One of my first that I had two years ago, had me meet a specific PhD student at my school twice as coincidence. And after the second time, I had a vivid dream involving her. I obviously didn’t think much of it back then and don’t remember the specifics of the dream, just that she was prominent and I was confused why. About 7 months later, when the head of this department was helping me join a lab, this PhD student just so happened to be the one that wanted another undergrad.
I consider that one more of a sheer read with my subconscious weighing the fact that I would want to start working in a lab soon with a person it could somehow tell was open to me working for them, despite neither of us knowing it at the time.
An interpersonal one would be a few days ago when before I went to bed, I started thinking about a meeting I had the next day and how it would be “logical” for it to be moved to a specific time. When I woke up I remembered it and thought it sounded stupid, since there was no actual “logic” I remembered following. About 10 minutes later I get a text asking for the meeting to be moved to the exact time I thought it should’ve been moved to the night before. It turned out one of the people had a list minute appointment they needed to go to.
That I chalk up to being more interpersonal, with there being more “easy” subconscious communication to pinpoint it to. Me and the other person were communicating subconsciously the night before without realizing it.

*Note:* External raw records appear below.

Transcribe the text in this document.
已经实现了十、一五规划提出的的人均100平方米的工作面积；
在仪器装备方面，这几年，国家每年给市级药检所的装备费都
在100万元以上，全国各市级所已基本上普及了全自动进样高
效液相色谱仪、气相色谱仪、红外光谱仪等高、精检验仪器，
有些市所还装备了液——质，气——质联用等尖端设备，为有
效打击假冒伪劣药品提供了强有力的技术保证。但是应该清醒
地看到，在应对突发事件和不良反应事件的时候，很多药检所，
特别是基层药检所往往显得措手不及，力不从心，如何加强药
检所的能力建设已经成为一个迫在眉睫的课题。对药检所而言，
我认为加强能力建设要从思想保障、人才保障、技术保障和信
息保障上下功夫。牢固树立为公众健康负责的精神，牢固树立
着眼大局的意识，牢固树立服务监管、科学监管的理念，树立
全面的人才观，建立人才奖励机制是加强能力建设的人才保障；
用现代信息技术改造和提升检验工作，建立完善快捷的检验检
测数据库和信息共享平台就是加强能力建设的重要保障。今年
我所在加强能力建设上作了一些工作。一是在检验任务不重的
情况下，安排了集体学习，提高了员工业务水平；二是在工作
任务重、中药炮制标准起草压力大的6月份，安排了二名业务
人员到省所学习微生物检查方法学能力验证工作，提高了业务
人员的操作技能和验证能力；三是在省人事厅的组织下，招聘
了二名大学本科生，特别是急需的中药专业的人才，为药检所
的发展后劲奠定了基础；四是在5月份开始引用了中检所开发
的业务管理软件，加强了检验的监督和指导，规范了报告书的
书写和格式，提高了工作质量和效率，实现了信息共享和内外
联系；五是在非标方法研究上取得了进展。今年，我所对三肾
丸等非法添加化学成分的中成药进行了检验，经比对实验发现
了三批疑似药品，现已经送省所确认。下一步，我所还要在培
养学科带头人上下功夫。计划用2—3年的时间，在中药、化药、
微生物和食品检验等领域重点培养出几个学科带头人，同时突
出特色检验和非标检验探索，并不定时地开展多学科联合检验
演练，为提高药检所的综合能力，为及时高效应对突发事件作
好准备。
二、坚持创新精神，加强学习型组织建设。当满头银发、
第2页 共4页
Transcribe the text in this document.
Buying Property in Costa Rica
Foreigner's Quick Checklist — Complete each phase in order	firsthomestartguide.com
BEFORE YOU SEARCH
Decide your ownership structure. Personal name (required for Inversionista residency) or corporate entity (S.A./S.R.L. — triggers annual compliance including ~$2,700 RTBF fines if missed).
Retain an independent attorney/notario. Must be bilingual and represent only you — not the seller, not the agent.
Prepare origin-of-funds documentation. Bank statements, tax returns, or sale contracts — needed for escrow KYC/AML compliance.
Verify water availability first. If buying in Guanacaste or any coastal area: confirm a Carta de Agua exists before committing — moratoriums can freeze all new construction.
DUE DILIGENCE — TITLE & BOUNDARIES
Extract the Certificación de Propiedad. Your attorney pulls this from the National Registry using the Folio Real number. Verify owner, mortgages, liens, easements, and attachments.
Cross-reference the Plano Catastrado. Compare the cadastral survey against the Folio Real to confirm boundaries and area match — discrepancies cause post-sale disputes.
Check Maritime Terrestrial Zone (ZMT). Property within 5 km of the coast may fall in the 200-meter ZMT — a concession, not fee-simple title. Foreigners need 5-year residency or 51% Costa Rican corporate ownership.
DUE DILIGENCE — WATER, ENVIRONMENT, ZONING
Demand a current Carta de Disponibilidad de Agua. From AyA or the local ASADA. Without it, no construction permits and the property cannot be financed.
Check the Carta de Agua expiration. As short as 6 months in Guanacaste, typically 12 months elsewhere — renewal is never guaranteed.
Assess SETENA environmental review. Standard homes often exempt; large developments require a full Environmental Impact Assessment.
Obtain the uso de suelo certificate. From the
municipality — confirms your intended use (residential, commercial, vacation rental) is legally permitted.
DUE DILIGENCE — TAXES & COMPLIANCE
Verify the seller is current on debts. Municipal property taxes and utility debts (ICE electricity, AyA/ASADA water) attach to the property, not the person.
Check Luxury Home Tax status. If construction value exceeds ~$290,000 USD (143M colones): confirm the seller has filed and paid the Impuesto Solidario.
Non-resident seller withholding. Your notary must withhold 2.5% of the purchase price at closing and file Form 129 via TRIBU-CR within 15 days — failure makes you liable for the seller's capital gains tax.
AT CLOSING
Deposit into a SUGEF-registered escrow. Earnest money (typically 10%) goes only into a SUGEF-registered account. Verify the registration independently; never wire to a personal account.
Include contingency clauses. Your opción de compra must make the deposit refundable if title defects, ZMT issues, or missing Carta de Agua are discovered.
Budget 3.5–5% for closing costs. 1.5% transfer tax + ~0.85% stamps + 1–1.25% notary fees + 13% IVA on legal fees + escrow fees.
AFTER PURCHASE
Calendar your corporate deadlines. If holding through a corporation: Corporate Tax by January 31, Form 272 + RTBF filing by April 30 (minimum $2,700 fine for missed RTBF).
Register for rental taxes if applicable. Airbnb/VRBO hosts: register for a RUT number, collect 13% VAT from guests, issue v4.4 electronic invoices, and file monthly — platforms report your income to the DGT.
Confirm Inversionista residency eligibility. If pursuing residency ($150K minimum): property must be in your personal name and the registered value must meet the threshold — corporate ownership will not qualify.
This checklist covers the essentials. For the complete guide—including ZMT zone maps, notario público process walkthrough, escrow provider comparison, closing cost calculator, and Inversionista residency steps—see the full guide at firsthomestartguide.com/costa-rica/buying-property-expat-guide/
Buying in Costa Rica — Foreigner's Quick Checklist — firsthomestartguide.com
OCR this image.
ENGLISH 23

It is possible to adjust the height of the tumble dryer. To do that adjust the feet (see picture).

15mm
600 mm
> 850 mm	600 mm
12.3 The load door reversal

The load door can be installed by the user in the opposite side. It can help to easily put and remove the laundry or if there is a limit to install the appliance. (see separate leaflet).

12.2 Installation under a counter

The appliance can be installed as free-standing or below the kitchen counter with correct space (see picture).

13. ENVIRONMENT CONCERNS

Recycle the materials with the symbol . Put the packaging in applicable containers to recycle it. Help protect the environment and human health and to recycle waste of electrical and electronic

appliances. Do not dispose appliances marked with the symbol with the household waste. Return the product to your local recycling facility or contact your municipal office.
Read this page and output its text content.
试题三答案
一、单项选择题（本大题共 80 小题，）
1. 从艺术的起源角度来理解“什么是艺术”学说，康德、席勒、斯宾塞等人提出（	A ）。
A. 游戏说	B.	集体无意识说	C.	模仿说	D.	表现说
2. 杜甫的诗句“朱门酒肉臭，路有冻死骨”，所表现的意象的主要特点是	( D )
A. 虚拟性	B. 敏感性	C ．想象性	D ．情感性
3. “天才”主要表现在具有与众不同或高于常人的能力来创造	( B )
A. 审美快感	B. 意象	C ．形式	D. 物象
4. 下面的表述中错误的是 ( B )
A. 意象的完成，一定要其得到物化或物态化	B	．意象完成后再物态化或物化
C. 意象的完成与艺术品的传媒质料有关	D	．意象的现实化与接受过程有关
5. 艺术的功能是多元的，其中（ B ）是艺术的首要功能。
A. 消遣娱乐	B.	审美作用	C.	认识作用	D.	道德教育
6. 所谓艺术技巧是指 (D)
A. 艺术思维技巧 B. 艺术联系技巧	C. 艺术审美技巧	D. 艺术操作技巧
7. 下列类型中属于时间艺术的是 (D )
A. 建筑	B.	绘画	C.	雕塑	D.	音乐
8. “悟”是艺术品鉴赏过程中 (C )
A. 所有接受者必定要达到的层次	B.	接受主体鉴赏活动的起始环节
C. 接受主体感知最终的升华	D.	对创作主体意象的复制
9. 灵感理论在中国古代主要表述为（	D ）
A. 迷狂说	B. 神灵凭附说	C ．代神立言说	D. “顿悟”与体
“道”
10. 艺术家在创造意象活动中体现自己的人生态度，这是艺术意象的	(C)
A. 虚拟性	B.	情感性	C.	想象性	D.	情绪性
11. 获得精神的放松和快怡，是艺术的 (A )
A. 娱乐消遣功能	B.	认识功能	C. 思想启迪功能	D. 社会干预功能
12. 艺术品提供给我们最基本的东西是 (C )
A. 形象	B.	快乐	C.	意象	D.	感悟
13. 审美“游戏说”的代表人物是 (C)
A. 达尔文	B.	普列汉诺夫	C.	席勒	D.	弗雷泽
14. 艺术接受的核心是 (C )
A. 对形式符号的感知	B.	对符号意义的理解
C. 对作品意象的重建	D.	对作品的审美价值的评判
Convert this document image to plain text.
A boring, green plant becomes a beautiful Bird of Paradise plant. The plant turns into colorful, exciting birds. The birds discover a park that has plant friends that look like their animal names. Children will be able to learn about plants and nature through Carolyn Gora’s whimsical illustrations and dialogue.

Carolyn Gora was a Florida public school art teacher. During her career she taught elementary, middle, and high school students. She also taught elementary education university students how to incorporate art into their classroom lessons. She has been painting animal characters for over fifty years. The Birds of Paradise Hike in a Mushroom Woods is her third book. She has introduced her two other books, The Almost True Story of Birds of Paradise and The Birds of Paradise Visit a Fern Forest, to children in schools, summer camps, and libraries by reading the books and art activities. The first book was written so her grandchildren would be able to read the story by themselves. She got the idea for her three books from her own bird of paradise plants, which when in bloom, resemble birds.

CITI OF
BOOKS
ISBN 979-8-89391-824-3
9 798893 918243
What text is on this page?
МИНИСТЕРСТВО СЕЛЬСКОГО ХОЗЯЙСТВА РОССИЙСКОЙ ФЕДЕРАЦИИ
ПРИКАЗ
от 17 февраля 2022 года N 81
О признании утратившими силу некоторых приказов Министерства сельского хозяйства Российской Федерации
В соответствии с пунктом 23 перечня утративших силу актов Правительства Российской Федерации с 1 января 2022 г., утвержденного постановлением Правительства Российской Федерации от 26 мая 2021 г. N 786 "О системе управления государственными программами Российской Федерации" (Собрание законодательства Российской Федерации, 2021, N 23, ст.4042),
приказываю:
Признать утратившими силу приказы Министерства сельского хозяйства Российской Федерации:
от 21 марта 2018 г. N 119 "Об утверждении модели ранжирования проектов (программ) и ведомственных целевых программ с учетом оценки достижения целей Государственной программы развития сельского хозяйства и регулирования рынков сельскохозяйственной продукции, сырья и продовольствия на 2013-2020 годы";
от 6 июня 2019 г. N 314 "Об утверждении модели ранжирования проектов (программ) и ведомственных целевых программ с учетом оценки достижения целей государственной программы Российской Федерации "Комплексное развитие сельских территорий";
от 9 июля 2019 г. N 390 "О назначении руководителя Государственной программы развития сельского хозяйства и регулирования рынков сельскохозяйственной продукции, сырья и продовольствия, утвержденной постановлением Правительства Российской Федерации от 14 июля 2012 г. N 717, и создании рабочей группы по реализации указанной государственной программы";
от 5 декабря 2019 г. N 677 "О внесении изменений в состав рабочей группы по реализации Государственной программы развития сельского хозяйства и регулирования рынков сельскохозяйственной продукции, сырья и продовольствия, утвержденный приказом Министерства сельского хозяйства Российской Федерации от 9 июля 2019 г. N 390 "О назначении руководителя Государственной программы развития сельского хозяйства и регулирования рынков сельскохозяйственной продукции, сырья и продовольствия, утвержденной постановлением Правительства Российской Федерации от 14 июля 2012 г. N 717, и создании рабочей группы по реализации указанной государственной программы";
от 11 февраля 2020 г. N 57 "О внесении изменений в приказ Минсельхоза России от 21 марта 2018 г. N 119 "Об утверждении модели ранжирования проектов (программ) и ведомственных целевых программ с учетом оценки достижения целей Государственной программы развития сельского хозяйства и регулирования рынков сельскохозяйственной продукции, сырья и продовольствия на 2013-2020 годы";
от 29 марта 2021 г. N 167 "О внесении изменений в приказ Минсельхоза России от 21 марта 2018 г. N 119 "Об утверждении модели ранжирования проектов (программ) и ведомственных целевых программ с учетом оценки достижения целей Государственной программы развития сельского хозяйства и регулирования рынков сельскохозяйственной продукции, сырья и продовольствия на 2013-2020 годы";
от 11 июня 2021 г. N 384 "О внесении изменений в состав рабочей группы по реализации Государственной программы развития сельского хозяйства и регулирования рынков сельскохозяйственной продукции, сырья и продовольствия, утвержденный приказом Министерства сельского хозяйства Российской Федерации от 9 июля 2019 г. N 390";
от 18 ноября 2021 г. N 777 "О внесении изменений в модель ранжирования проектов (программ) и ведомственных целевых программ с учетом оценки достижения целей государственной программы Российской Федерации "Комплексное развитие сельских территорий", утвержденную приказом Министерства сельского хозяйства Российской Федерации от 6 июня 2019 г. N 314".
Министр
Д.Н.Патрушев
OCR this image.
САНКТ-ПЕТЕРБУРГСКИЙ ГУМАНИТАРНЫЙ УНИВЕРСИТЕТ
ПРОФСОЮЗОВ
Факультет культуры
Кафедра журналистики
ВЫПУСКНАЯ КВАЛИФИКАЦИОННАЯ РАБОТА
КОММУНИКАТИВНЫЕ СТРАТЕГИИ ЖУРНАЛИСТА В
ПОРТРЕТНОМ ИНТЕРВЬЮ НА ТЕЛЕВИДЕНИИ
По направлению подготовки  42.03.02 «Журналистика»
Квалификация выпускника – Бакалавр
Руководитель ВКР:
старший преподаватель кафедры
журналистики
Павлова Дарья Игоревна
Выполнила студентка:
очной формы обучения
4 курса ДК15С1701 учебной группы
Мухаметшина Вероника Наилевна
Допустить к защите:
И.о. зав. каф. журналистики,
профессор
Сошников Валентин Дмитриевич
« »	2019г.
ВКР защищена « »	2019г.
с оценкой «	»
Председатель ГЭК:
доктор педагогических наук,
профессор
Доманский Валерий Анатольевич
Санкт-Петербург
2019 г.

I get this kind of thing a lot where I will get a message in my sleep before I get it for real the next day, so I kind of group that kind of thing together.
Although you could make the argument that both of those point to the same phenomenon, I feel like one is distinctly more probabilistic and involves infinitely more factors. So while they both may be subconscious communication, one has an immediate medium of expression (getting a text) vs one having one a few mediums away (me needing to reach out to this specific professor at the exact time this specific PhD wanted an undergrad).